If the average person starts work aged 18, and retires at 65 (47 years), working the average UK working week of 40 hours, then minus 25 days a year for holidays/bank holidays they will spend around 91,080 hours at work. During the same time the average person will sleep 8 hours a night, 136,864 hours, and will spend 4 hours a day watching TV, a further 68,432 hours. So in those 47 years taking into account just 3 factors we have already accounted for 296,376 hours of that time – around 24% of the total hours (410,592) spent at work. So, during our 47 years of work we have just 114,216 hours to spend doing something other than working, sleeping or watching TV. So what else have we got to do? Well we have to eat, say breakfast is 20 minutes, lunch we’ll assume is taken during work, whilst evening meal - cooking, eating and subsequent cleaning - say 1 hour 40 minute to keep it simple. So at just 2 hours a day that takes care of another 34,216 hours. What about getting to and from work everyday? Some lucky sods work from home, but the rest of us must spend at least an hour a day commuting, that’s another 11,385 hours gone. If we are eating and working that means we must also be shopping: food, clothes, furniture, gadgets, tat, that’s another 6 hours a week or 14,664 hours gone. If we are buying stuff then we are also making mess, how many hours of our lives do we spend tidying up? I reckon at least 7 hours a week are spent just tidying stuff, 17,108 hours gone.
That means we have used a total of 359,085 hours of our 47-year working life, and have just 51,507hours left. So, what do we do with the rest of our time? It would be fair to say that the average person goes out twice, maybe three times a week, that’s probably 14 hours a week spent in pubs/clubs (as a conservative estimate), so that would get rid of another 34,216 hours, leaving just 17,291 hours remaining. Imagine all the things you have or want to do in that time: you have to wash, dress, shave, go to the toilet, travel, attend funerals, weddings, christenings, stag/hen nights, talk, read, go to the cinema, go to the beach, have hobbies, run, exercise. You may want to: have kids, relationships, write a book, paint, see the world, play sports, go to the gym etc…
You have just 17,291 hours or 720 days to do all this.
However, do we really need to go through all this hassle? Given that we choose to spend over 68,000 of those hours watching TV, and are forced to waste a further 136,864 at work, then why bother? In the UK only 37% of men and 25% of women take the recommended 30 minutes of moderate exercise at least five times a week, 88% of men and 83% of women consume too much saturated fat. And salt intake is excessive in 85% of men and 69% of women. The UK has the fastest growing rate of obesity in the developed world; we have the money and greed to eat ourselves to an early grave.
So, can we really be responsible enough to even live with the slightest degree of freedom?

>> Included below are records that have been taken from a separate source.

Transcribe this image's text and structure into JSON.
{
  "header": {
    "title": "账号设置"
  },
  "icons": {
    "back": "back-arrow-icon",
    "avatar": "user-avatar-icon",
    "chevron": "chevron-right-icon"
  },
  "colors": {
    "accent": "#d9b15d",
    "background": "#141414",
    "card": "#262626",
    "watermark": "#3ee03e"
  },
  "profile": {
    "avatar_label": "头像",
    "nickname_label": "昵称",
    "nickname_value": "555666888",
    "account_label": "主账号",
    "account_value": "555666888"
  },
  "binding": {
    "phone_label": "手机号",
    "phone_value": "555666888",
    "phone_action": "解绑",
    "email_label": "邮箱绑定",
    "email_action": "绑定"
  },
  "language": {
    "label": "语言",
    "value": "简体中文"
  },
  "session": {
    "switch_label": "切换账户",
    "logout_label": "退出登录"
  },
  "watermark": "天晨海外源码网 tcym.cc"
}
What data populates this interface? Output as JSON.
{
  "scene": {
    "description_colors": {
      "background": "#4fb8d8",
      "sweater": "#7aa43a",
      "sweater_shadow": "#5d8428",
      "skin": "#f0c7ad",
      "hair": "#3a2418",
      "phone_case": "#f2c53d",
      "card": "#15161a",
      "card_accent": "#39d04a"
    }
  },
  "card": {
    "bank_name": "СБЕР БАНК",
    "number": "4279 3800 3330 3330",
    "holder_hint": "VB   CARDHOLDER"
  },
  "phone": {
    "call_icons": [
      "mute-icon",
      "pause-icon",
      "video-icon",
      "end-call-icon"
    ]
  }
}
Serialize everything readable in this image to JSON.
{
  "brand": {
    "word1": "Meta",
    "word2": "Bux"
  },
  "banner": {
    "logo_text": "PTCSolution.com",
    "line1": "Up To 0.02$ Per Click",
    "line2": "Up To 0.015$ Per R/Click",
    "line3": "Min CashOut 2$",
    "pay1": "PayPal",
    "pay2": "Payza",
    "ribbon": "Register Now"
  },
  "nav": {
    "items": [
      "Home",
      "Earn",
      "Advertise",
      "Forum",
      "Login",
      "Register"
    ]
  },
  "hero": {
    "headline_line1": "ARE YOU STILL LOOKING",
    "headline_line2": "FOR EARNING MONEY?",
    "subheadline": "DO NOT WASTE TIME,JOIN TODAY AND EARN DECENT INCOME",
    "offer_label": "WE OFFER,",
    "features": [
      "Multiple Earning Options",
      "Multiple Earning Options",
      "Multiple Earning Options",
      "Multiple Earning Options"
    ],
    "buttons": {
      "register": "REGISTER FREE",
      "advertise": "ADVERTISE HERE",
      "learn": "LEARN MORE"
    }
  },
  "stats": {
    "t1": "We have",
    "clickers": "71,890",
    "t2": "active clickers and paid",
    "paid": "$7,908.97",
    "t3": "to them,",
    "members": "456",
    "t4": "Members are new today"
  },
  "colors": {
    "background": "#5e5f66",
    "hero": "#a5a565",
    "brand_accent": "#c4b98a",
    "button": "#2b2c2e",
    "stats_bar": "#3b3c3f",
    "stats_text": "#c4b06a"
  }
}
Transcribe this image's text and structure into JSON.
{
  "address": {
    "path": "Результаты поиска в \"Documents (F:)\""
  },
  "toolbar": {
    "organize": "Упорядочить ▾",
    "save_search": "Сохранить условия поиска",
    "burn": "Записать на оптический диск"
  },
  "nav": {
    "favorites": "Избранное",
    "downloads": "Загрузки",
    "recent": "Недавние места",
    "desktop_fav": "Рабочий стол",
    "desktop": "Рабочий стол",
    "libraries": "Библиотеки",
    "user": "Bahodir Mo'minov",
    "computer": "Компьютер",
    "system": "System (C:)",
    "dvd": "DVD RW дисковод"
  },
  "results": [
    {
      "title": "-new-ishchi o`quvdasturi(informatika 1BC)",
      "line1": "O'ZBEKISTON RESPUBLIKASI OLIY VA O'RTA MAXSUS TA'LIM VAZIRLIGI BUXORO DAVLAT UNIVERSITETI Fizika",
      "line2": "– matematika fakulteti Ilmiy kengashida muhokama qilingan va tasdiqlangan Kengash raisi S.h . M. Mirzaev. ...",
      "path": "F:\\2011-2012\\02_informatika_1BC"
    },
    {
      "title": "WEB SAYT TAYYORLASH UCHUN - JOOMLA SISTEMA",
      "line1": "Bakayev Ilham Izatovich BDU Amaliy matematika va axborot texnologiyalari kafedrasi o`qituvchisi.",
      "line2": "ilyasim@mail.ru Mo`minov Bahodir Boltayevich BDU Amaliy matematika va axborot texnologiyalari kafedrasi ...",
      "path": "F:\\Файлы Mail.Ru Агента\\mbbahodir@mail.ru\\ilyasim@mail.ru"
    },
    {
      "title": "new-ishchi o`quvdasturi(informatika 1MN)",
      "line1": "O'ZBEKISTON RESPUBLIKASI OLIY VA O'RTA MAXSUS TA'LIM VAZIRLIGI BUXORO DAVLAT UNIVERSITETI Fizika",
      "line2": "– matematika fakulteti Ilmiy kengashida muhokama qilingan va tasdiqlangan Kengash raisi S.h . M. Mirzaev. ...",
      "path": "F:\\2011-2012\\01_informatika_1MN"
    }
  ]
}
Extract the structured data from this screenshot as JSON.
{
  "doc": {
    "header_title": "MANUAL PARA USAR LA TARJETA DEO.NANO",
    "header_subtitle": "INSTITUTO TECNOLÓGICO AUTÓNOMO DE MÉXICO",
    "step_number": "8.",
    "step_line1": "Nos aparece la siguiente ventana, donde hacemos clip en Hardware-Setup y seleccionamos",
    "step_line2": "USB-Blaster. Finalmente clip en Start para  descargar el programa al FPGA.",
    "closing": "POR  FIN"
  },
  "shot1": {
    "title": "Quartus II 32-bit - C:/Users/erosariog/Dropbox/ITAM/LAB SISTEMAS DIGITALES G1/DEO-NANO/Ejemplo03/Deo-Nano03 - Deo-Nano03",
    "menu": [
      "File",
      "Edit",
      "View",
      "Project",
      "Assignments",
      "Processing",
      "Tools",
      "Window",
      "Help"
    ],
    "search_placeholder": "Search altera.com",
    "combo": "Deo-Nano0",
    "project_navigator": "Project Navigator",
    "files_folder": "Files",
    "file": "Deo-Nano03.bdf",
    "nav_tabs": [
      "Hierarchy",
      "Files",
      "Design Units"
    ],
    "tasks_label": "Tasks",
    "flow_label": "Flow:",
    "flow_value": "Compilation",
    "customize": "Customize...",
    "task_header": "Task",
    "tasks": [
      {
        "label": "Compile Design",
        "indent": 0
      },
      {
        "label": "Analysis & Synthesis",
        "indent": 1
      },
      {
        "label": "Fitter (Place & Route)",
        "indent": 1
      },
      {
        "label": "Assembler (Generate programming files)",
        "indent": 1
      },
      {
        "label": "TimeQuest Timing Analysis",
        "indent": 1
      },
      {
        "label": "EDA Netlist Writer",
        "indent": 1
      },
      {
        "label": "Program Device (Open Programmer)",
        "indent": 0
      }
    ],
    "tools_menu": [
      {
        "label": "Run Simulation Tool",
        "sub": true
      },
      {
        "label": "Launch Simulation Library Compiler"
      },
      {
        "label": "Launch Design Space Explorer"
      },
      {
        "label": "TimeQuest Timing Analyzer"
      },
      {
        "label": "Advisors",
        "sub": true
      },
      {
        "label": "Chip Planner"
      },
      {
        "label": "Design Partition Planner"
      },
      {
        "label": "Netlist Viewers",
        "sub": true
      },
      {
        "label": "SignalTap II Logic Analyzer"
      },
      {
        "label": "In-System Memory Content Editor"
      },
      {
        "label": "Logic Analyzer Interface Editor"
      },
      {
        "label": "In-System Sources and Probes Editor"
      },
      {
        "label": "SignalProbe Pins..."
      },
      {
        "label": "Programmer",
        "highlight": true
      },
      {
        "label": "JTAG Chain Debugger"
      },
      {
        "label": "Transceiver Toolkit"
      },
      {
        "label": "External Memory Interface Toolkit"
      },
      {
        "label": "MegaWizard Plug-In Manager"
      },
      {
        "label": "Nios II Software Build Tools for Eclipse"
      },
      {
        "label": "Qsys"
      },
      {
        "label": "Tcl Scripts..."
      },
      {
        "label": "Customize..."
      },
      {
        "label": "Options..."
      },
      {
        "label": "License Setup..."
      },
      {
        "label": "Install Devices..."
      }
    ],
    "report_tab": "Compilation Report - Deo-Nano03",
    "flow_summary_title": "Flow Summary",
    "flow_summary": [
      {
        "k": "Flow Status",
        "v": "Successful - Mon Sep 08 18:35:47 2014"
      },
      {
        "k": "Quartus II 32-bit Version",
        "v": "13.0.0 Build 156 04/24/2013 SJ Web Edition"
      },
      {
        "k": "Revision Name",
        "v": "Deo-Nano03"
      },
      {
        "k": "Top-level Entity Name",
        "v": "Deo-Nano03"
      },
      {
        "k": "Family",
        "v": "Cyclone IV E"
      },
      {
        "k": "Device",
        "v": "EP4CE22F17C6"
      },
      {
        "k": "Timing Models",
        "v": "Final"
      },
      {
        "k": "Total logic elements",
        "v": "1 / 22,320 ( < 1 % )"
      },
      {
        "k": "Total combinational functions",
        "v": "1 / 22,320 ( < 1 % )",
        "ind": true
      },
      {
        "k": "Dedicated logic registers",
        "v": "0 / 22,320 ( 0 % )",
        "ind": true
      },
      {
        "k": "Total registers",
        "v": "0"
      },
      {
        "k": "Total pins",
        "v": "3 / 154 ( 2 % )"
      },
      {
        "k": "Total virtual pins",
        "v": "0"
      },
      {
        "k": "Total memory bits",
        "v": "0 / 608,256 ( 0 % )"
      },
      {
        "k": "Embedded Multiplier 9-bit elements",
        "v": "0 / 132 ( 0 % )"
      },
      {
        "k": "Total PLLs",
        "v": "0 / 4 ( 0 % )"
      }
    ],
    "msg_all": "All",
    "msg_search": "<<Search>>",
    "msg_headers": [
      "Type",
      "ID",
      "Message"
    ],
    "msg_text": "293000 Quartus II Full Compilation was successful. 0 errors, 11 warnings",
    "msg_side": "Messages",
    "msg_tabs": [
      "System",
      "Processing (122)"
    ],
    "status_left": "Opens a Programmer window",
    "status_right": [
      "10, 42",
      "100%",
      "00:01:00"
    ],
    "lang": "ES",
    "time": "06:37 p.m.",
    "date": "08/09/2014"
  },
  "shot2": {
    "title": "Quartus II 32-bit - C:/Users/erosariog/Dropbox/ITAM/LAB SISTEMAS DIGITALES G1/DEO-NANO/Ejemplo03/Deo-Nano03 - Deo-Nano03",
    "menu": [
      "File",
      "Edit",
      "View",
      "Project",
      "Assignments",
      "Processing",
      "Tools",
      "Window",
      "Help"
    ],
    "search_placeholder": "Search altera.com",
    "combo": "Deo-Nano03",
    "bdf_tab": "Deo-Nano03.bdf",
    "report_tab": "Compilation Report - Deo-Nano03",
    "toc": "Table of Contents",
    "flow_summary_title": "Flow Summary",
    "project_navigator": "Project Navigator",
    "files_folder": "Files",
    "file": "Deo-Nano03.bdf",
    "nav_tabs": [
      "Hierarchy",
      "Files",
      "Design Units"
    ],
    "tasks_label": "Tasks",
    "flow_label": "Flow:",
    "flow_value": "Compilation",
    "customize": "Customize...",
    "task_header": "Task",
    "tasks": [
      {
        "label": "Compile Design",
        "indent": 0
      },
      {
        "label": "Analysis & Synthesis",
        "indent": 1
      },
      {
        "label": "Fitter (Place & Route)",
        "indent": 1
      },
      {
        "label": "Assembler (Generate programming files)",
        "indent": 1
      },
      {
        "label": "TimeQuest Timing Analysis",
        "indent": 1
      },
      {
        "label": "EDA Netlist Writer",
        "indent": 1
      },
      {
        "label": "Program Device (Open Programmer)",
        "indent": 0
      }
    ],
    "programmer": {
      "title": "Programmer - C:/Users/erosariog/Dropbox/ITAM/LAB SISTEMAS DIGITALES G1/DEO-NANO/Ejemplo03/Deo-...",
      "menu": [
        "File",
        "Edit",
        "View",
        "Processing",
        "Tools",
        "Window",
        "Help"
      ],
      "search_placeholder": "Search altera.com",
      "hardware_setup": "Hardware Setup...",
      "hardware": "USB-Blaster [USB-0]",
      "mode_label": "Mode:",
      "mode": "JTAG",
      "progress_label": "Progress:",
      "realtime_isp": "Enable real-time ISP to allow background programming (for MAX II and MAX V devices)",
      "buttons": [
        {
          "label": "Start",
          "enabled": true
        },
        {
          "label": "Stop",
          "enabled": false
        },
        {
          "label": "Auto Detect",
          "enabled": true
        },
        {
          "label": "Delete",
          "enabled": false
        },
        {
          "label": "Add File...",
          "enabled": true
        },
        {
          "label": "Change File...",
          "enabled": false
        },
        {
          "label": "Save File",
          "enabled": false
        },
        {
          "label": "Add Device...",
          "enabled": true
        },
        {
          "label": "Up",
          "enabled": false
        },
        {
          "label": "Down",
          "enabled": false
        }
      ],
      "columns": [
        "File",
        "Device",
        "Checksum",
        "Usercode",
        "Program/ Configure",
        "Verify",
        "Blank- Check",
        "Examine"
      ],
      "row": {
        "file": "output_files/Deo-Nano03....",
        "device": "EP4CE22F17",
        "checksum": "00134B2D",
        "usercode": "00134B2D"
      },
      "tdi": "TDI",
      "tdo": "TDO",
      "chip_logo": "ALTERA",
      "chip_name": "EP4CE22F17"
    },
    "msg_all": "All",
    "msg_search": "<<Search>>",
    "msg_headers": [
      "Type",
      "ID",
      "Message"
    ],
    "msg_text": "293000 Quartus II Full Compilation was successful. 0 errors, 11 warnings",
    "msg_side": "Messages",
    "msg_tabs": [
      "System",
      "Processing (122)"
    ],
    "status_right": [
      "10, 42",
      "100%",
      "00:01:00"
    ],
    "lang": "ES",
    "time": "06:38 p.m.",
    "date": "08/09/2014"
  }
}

I don’t think so. Remember the Matrix, the fictional world where people lived life in a computer generated reality, they were simply plugged into a cocoon supplying energy to the robots running the world; in exchange the robots gave them a false reality. It was has since led to many people questioning the reality of our own lives, as if we really look at the way in which we live we have far more in common with the Matrix than we would want. Our freedom of thought is controlled by ‘education’, work and the media, who are all controlled and centralised bodies that together operate much as the Matrix does. In the US 99.5% of the population own a TV, whilst 95% of the population watches it everyday.
Ours is the first generation to have essentially moved its life inside television; to have replaced direct contact with people and nature with simulated edited recreated versions. Television is the original ‘virtual reality’.
The vast majority of global television imagery, as well as film, books, newspapers, entertainment imagery, and Internet outlets are owned by a tiny handful of corporations. Aol/Time Warner, Disney, Rupert Murdoch’s News Corporation, and a couple of others, are controlling most of the world’s broadcast, publishing and entertainment industry. They are ‘directly assisted by the rules of the WTO and other global institutions that grease the pathways for their investments, takeovers and mergers.’ These are the people who control us; they don’t need to plug us into a computer system, we willingly obey their message and live in their world. Billions of people all across the globe in darkened rooms sit staring, blankly, passively, brainlessly at the TV, night after night, year after year. They are told what to wear, what to desire, what to buy and from whom.
Between school, work, and sleep most of our precious time on earth is accounted for, most of it by corrupt systems of repression, the rest we choose to waste sitting in front of a box. So why not save time, why waste money on weapons (over £546 billion worldwide last year), when we should be constructing a Matrix system. When the Matrix system is complete we can all just be plugged in, we can obey the same gods, live in the same repression, but at least they could control our diet.
Reality is a direct reflection of ourselves, so if we choose to live in the Matrix, lets at least do it properly.
The above article uses some quotations from Who Benefits Most? By Jerry Mander. I strongly recommend you read it.